In an array with integers one value is in the array twice. How do you determine which one?

Question

Assume that the array has integers between 1 and 1,000,000.

I know some popular ways of solving this problem:

1. If all numbers between 1 and 1,000,000 are included, find the sum of the array elements and subtract it from the total sum (n*n+1/2)
2. Use a hash map (needs extra memory)
3. Use a bit map (less memory overhead)

I recently came across another solution and I need some help in understanding the logic behind it:

Keep a single radix accumulator. You exclusive-or the accumulator with both the index and the value at that index.

The fact that x ^ C ^ x == C is useful here, since each number will be xor'd twice, except the one that's in there twice, which will appear 3 times. (x ^ x ^ x == x) And the final index, which will appear once. So if we seed the accumulator with the final index, the accumulator's final value will be the number that is in the list twice.

I will appreciate it if some one can help me understand the logic behind this approach (with a small example!).

Answer 1

Assume you have an accumulator

int accumulator = 0;

At each step of your loop, you XOR the accumulator with i and v, where i is the index of the loop iteration and v is the value in the ith position of the array.

accumulator ^= (i ^ v)

Normally, i and v will be the same number so you will end up doing

accumulator ^= (i ^ i)

But i ^ i == 0, so this will end up being a no-op and the value of the accumulator will be left untouched. At this point I should say that the order of the numbers in the array does not matter because XOR is commutative, so even if the array is shuffled to begin with the result at the end should still be 0 (the initial value of the accumulator).

Now what if a number occurs twice in the array? Obviously, this number will appear three times in the XORing (one for the index equal to the number, one for the normal appearance of the number, and one for the extra appearance). Furthermore, one of the other numbers will only appear once (only for its index).

This solution now proceeds to assume that the number that only appears once is equal to the last index of the array, or in other words: that the range of numbers in the array is contiguous and starting from the first index to be processed (edit: thanks to caf for this heads-up comment, this is what I had in mind really but I totally messed it up when writing). With this (N appears only once) as a given, consider that starting with

int accumulator = N;

effectively makes N again appear twice in the XORing. At this point, we are left with numbers that only appear exactly twice, and just the one number that appears three times. Since the twice-appearing numbers will XOR out to 0, the final value of the accumulator will be equal to the number that appears three times (i.e. one extra).

Answer 2

The question is: are you interested in knowing how to do clever but purely academic xor tricks with little relevance to the real world, or do you want to know this because in the real world you may write programs that use arrays? This answer addresses the latter case.

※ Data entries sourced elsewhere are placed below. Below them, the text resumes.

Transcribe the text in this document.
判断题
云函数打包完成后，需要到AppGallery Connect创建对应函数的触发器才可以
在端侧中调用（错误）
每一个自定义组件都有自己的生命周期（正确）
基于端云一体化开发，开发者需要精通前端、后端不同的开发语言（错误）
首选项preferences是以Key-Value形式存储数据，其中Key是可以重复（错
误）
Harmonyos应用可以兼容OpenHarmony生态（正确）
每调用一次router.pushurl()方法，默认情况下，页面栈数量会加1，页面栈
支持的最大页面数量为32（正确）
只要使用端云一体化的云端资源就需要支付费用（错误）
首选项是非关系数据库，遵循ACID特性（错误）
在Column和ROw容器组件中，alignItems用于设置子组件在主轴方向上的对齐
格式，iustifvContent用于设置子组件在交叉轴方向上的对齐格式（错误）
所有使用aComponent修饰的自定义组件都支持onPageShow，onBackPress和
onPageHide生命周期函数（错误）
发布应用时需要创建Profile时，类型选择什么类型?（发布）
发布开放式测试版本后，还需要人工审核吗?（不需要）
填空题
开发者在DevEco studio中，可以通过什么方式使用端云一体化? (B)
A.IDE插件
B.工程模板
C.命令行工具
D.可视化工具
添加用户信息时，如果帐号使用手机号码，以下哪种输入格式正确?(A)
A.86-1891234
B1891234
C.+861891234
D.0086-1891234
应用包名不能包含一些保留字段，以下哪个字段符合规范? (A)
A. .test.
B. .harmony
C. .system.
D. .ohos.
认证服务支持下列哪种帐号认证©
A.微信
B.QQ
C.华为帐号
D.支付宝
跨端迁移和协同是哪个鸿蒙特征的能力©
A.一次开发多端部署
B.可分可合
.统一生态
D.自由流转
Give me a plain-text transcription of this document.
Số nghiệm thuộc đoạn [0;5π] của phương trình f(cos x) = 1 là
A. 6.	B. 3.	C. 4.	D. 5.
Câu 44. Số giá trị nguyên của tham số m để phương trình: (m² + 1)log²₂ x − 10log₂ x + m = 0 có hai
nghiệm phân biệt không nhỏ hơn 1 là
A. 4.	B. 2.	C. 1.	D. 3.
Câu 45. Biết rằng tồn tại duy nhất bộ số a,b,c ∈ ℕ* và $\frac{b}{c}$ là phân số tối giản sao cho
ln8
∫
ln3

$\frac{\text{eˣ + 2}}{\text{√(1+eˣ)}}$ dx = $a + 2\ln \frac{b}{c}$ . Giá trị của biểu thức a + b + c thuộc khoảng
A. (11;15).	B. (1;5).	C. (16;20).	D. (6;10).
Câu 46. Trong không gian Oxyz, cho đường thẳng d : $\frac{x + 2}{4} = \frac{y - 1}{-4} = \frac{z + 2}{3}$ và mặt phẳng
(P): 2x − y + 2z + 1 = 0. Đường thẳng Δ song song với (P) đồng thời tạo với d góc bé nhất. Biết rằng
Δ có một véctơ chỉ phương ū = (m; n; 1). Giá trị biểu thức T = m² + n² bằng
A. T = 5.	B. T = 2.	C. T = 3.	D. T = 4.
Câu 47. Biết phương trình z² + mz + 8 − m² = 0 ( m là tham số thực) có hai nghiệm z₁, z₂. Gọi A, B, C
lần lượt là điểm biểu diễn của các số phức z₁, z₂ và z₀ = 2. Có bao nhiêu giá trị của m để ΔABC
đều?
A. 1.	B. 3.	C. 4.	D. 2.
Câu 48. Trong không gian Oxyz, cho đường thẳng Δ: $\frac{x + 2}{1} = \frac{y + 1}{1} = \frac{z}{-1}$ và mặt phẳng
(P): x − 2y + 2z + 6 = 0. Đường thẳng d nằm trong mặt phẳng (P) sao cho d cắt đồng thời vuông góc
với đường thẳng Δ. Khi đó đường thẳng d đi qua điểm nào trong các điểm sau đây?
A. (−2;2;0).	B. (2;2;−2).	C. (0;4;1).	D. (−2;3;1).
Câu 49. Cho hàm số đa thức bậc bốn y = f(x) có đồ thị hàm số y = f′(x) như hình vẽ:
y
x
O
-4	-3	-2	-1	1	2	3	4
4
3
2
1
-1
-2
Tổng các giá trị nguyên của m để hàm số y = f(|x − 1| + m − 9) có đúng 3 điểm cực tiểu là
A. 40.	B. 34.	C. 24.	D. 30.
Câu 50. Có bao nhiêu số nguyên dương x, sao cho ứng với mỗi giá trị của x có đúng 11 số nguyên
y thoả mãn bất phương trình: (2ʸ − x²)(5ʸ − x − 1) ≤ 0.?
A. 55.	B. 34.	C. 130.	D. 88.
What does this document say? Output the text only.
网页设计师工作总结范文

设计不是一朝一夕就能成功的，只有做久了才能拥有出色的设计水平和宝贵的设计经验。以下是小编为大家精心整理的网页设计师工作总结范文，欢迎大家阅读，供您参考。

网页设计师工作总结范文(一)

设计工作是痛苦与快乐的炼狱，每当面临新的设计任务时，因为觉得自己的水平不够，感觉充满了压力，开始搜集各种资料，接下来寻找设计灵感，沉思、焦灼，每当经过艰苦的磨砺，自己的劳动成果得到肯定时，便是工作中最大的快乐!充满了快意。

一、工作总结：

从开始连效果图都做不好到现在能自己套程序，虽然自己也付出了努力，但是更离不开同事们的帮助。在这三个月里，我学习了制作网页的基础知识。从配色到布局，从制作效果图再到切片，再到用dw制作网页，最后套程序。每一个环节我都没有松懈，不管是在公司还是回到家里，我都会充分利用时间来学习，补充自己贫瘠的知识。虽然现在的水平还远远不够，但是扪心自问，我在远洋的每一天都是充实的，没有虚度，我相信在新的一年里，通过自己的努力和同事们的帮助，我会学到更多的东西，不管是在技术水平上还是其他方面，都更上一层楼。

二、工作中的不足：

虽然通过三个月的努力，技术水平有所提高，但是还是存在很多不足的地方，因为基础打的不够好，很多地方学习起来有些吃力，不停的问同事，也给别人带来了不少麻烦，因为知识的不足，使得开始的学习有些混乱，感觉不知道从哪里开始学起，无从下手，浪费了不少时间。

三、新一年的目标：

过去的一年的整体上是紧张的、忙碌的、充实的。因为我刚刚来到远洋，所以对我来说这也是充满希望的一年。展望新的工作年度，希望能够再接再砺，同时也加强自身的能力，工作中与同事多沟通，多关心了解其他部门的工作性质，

The no-nonsense solution is to go through the whole array and sort it as you do. While you sort, make sure there are no duplicate values, ie implement the abstract data type "set". This will probably require a second array to be allocated and the sorting will be time consuming. Whether it is more or less time consuming than clever xor tricks, I don't know.

However, what good is an array of n unsorted values to you in the real world? If they are unsorted we have to assume that their order is important somehow, so the original array might have to be preserved. If you want to search through the original array or analyse it for duplicates, median value etc etc you really want a sorted version of it. Once you have it sorted you can binary search it with "O log n".

Answer 3

Each number between 1 and 10,001 inclusive appears as an array index. (Aren't C arrays 0-indexed? Well, it doesn't make a difference provided we're consistent about whether the array values and indices both start at 0 or both start at 1. I'll go with the array starting at 1, since that's what the question seems to say.)

Anyway, yes, each number between 1 and 10,001 inclusive appears, precisely once, as an array index. Each number between 1 and 10,000 inclusive also appears as an array value precisely once, with the exception of the duplicated value which occurs twice. So mathematically, the calculation we're doing overall is the following:

1 xor 1 xor 2 xor 2 xor 3 xor 3 xor ... xor 10,000 xor 10,000 xor 10,001 xor D

where D is the duplicated value. Of course, the terms in the calculation probably don't appear in that order, but xor is commutative, so we can rearrange the terms however we like. And n xor n is 0 for each n. So the above simplifies to

10,001 xor D

xor this with 10,001 and you get D, the duplicated value.

Answer 4

The logic is that you only have to store the accumulator value, and only need to go through the array once. That's pretty clever.

Of course, whether this is the best method in practice depends on how much work it is to calculate the exclusive or, and how large your array is. If the values in the array are randomly distributed, it may be quicker to use a different method, even if it uses more memory, as the duplicate value is likely to be found possibly long before you check the entire array.

Of course if the array is sorted to begin with, things are considerably easier. So it depends very much on how the values are distributed throughout the array.